# Online Tide and Current charts



## paris (Aug 8, 2010)

I am looking for an online version of what I get with Eldridge's. Not just the tide times, but graphical current charts, that show all the currents on a map at different times. Does such a thing exist? Thanks, Paris


----------



## JimsCAL (May 23, 2007)

Scan the ones from Eldridge.


----------



## SVAuspicious (Oct 31, 2006)

Still tabular, but much better than Eldridge and with more current stations are the tables at Tidal Current Tables .


----------



## lshick (Apr 24, 2009)

Have a look at Sailflow.com, for example the Chesapeake.


----------



## SVAuspicious (Oct 31, 2006)

Nice graphics. Now I have to spend hours comparing the graphics on Sailflow with the tables on the NOAA site. It's ALL YOUR FAULT. You may have to take a call from my girl friend.


----------



## CalebD (Jan 11, 2008)

SVAuspicious said:


> Still tabular, but much better than Eldridge and with more current stations are the tables at Tidal Current Tables .

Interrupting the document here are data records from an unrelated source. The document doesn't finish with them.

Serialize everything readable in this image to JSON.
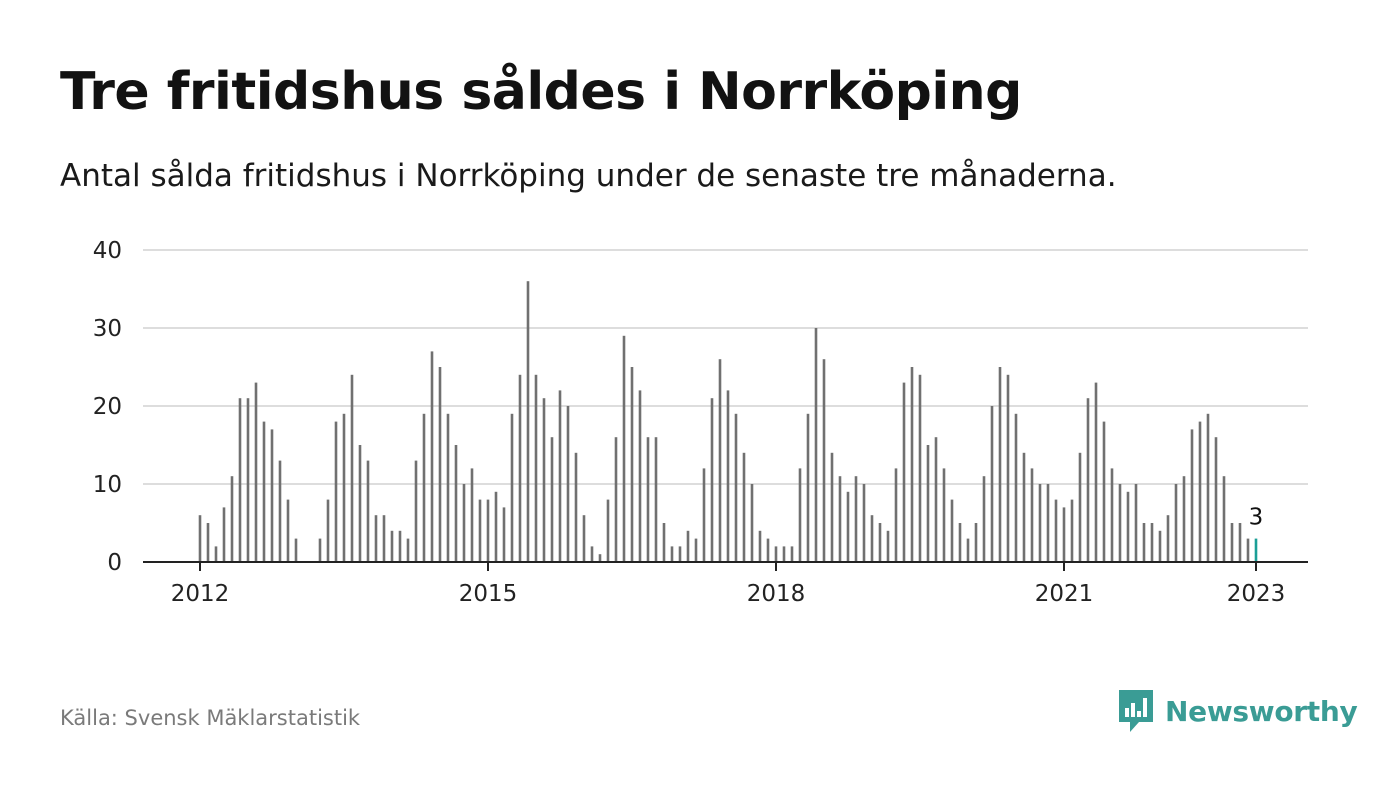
{
  "title": "Tre fritidshus såldes i Norrköping",
  "subtitle": "Antal sålda fritidshus i Norrköping under de senaste tre månaderna.",
  "source": "Källa: Svensk Mäklarstatistik",
  "brand": {
    "name": "Newsworthy",
    "icon": "newsworthy-logo-icon",
    "color": "#3a9c95"
  },
  "colors": {
    "bar": "#707070",
    "highlight": "#1a9e96",
    "grid": "#dddddd",
    "axis": "#222222"
  },
  "chart_data": {
    "type": "bar",
    "title": "Tre fritidshus såldes i Norrköping",
    "subtitle": "Antal sålda fritidshus i Norrköping under de senaste tre månaderna.",
    "xlabel": "",
    "ylabel": "",
    "ylim": [
      0,
      40
    ],
    "yticks": [
      "0",
      "10",
      "20",
      "30",
      "40"
    ],
    "xticks": [
      "2012",
      "2015",
      "2018",
      "2021",
      "2023"
    ],
    "start": "2012-01",
    "end": "2023-01",
    "frequency": "monthly",
    "grid": true,
    "highlight": {
      "index": 132,
      "label": "3"
    },
    "values": [
      6,
      5,
      2,
      7,
      11,
      21,
      21,
      23,
      18,
      17,
      13,
      8,
      3,
      0,
      0,
      3,
      8,
      18,
      19,
      24,
      15,
      13,
      6,
      6,
      4,
      4,
      3,
      13,
      19,
      27,
      25,
      19,
      15,
      10,
      12,
      8,
      8,
      9,
      7,
      19,
      24,
      36,
      24,
      21,
      16,
      22,
      20,
      14,
      6,
      2,
      1,
      8,
      16,
      29,
      25,
      22,
      16,
      16,
      5,
      2,
      2,
      4,
      3,
      12,
      21,
      26,
      22,
      19,
      14,
      10,
      4,
      3,
      2,
      2,
      2,
      12,
      19,
      30,
      26,
      14,
      11,
      9,
      11,
      10,
      6,
      5,
      4,
      12,
      23,
      25,
      24,
      15,
      16,
      12,
      8,
      5,
      3,
      5,
      11,
      20,
      25,
      24,
      19,
      14,
      12,
      10,
      10,
      8,
      7,
      8,
      14,
      21,
      23,
      18,
      12,
      10,
      9,
      10,
      5,
      5,
      4,
      6,
      10,
      11,
      17,
      18,
      19,
      16,
      11,
      5,
      5,
      3,
      3
    ]
  }
}
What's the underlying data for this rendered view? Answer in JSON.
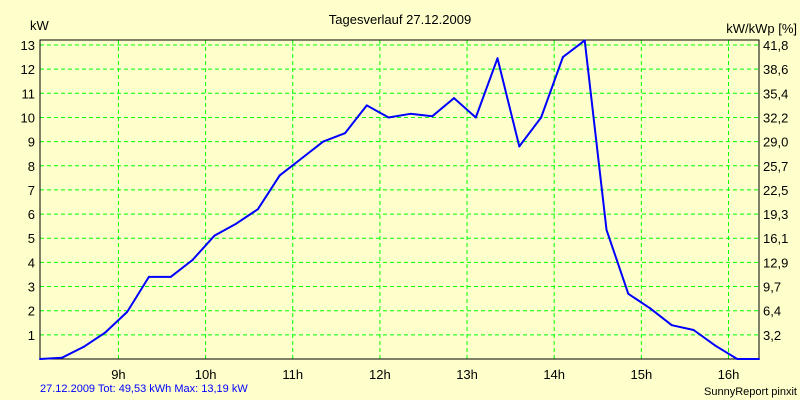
{
  "chart_data": {
    "type": "line",
    "title": "Tagesverlauf 27.12.2009",
    "ylabel": "kW",
    "ylabel_right": "kW/kWp [%]",
    "xlim": [
      8.1,
      16.35
    ],
    "ylim": [
      0,
      13
    ],
    "grid": true,
    "x_ticks": [
      9,
      10,
      11,
      12,
      13,
      14,
      15,
      16
    ],
    "x_tick_labels": [
      "9h",
      "10h",
      "11h",
      "12h",
      "13h",
      "14h",
      "15h",
      "16h"
    ],
    "y_ticks": [
      1,
      2,
      3,
      4,
      5,
      6,
      7,
      8,
      9,
      10,
      11,
      12,
      13
    ],
    "y_tick_labels": [
      "1",
      "2",
      "3",
      "4",
      "5",
      "6",
      "7",
      "8",
      "9",
      "10",
      "11",
      "12",
      "13"
    ],
    "y_right_tick_labels": [
      "3,2",
      "6,4",
      "9,7",
      "12,9",
      "16,1",
      "19,3",
      "22,5",
      "25,7",
      "29,0",
      "32,2",
      "35,4",
      "38,6",
      "41,8"
    ],
    "series": [
      {
        "name": "kW",
        "color": "#0000ff",
        "x": [
          8.1,
          8.35,
          8.6,
          8.85,
          9.1,
          9.35,
          9.6,
          9.85,
          10.1,
          10.35,
          10.6,
          10.85,
          11.1,
          11.35,
          11.6,
          11.85,
          12.1,
          12.35,
          12.6,
          12.85,
          13.1,
          13.35,
          13.6,
          13.85,
          14.1,
          14.35,
          14.6,
          14.85,
          15.1,
          15.35,
          15.6,
          15.85,
          16.1,
          16.35
        ],
        "values": [
          0,
          0.05,
          0.5,
          1.1,
          1.95,
          3.4,
          3.4,
          4.1,
          5.1,
          5.6,
          6.2,
          7.6,
          8.3,
          9.0,
          9.35,
          10.5,
          10.0,
          10.15,
          10.05,
          10.8,
          10.0,
          12.45,
          8.8,
          10.0,
          12.5,
          13.19,
          5.35,
          2.7,
          2.1,
          1.4,
          1.2,
          0.55,
          0,
          0
        ]
      }
    ]
  },
  "footer": {
    "summary": "27.12.2009 Tot: 49,53 kWh Max: 13,19 kW",
    "credit": "SunnyReport pinxit"
  },
  "colors": {
    "background": "#ffffcc",
    "grid": "#00ff00",
    "line": "#0000ff",
    "summary_text": "#0000ff"
  }
}
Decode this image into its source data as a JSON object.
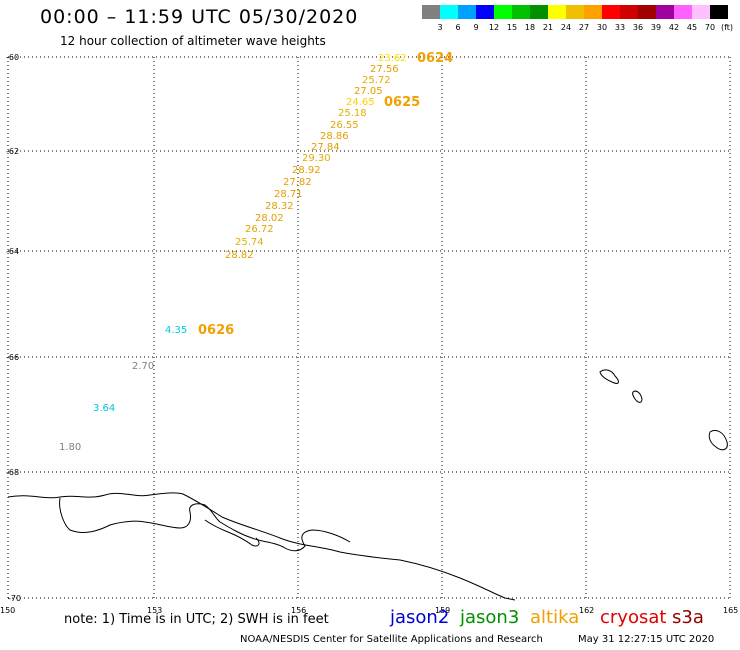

I think I have stumbled upon that before but thanks for that link. The tabular format is actually quite useful in some ways that the charts are not. Since it is all wind and weather driven it is a crap shoot at best but the 'average predictions' are quite helpful.
Thanks.


----------



## tommays (Sep 9, 2008)

Stevens Maritime Center: Urban Ocean Observatory

Good for NY and LIS and from real sensors


----------